In questo progetto di tesi è stata studiata l’implementazione e l’analisi su scheda FPGA (Field Programmable Gate Array) dell’algoritmo Stack-CNN. L’obiettivo di questo algoritmo è di rilevare e tracciare, in un sistema in presa dati online, microdetriti orbitali nel range 1-10 cm mediante un esperimento su piattaforma spaziale. Lo Stack-CNN, che opera in Float-32 è stato originariamente sviluppato come trigger online in un sistema di bonifica spaziale. In questo lavoro l’algoritmo è stato convertito per lavorare con una quantizzazione a 8-bit al fine di renderlo implementabile su scheda FPGA. Per quanto riguarda la quantizzazione e l'implementazione FPGA di reti neurali è stato eseguito uno studio di fattibilità per comprendere le tecniche e lo stato dell'arte. L’allenamento alla quantizzazione (Quantum Aware Training) della rete convoluzionale è stato effettuato all’interno del framework Brevitas e in un ambiente utilizzante Custom Layers. I risultati dei due modelli sono stati infine confrontati e analizzati.
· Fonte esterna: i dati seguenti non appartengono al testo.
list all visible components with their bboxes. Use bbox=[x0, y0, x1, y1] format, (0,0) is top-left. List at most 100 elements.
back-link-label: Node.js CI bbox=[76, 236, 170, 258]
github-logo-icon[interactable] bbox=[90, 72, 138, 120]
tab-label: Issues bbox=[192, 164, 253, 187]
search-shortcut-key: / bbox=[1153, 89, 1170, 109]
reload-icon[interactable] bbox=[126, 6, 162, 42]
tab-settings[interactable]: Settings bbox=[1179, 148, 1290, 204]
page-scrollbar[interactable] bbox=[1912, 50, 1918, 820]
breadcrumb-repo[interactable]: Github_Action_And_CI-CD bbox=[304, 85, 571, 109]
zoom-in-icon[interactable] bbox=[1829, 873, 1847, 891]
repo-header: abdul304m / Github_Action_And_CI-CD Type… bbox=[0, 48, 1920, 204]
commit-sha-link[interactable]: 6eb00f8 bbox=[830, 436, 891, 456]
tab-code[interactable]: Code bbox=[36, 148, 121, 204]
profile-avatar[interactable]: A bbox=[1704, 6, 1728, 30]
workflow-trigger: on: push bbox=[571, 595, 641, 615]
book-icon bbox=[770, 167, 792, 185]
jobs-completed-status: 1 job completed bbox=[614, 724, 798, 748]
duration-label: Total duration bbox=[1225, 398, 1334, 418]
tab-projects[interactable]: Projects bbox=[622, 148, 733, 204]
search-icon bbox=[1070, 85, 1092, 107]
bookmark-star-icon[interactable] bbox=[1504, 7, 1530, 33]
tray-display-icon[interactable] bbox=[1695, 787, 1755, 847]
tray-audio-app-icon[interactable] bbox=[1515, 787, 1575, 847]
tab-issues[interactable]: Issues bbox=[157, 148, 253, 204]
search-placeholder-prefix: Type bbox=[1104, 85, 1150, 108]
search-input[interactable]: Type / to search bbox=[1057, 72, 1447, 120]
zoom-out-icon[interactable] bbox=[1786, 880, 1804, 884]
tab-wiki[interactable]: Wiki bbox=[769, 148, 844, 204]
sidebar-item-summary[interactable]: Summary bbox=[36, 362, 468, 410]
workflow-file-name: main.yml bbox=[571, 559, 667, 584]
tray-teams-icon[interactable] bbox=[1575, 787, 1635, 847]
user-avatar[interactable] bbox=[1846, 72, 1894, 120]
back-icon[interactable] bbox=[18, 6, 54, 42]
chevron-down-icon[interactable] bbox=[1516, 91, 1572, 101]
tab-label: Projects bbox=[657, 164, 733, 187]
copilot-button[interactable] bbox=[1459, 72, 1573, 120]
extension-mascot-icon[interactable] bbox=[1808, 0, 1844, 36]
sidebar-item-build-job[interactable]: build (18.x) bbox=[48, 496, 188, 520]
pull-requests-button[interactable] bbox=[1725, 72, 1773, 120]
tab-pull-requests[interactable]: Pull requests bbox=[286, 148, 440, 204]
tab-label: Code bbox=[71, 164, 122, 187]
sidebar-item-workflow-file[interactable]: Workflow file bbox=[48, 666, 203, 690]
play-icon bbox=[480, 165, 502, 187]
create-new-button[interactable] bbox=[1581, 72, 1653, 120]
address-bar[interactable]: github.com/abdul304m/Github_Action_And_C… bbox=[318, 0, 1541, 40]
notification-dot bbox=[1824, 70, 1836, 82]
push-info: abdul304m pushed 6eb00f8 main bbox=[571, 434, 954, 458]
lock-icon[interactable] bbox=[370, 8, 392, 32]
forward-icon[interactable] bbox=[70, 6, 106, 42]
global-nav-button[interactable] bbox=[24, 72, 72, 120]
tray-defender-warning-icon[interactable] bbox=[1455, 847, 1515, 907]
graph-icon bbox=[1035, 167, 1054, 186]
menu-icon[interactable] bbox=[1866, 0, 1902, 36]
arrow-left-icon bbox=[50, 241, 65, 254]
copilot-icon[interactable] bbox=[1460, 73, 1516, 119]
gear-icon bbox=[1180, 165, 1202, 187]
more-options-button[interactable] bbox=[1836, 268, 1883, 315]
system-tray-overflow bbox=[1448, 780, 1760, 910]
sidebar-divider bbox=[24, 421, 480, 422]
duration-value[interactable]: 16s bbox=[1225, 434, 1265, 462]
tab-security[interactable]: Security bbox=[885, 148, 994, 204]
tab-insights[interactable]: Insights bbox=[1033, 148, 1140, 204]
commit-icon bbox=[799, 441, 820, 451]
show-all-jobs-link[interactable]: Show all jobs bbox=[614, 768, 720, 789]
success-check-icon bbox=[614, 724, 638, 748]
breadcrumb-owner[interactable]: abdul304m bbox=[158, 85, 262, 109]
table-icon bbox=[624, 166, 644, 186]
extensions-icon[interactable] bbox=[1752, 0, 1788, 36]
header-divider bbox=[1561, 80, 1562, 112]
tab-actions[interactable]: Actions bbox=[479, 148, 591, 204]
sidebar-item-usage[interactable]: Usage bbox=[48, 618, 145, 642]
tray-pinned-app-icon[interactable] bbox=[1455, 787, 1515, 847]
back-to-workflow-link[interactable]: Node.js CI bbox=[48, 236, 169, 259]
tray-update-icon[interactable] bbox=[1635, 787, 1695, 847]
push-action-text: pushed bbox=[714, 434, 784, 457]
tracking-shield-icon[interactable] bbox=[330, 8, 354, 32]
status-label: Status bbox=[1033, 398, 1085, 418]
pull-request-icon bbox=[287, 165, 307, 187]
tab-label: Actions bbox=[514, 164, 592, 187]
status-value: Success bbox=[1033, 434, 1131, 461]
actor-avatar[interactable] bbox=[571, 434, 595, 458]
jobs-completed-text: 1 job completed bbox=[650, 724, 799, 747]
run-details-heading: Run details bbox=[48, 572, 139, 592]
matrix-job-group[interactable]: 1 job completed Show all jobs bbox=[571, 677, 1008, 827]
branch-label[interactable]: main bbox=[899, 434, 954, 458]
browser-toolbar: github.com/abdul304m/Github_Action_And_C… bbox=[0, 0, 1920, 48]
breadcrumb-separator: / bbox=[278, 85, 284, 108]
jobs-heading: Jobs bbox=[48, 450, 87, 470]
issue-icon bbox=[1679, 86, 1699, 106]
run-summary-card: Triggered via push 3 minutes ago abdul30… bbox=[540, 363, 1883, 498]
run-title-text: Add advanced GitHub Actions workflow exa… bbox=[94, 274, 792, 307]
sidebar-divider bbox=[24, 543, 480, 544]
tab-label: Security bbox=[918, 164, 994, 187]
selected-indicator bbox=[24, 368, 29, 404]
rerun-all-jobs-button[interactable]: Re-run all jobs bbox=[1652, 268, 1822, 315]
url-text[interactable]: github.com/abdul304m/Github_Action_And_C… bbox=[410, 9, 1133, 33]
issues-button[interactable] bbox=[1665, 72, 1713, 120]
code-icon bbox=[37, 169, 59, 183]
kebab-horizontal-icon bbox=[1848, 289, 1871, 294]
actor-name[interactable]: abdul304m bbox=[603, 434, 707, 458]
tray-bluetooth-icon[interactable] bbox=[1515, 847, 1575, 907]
L'implementazione FPGA è stata eseguita tramite il compilatore FINN. Si tratta di un struttura sperimentale sviluppata dalla Xilinx Research Labs per esplorare l'inferenza profonda delle reti neurali su FPGA. Si rivolge specificamente alle reti neurali quantizzate (QNNs), con particolare attenzione alla generazione di architetture personalizzate per ogni rete. I risultati del RTL (Register Transfer Level) Syntesis report sono stati analizzati per capire se fossero stati rispettati i vincoli legati al consumo energetico e alla scala temporale richiesti per un'implementazione spaziale. L'implementazione della CNN sulla scheda FPGA Zynq UltraScale+ MPSoC ZCU104 verrà implementata come step successivo. La procedura di stacking verrrà convertita e adattata all’ambiente Brevitas con l'obiettivo di un'implementazione del sistema completo, utilizzando il compilatore FINN.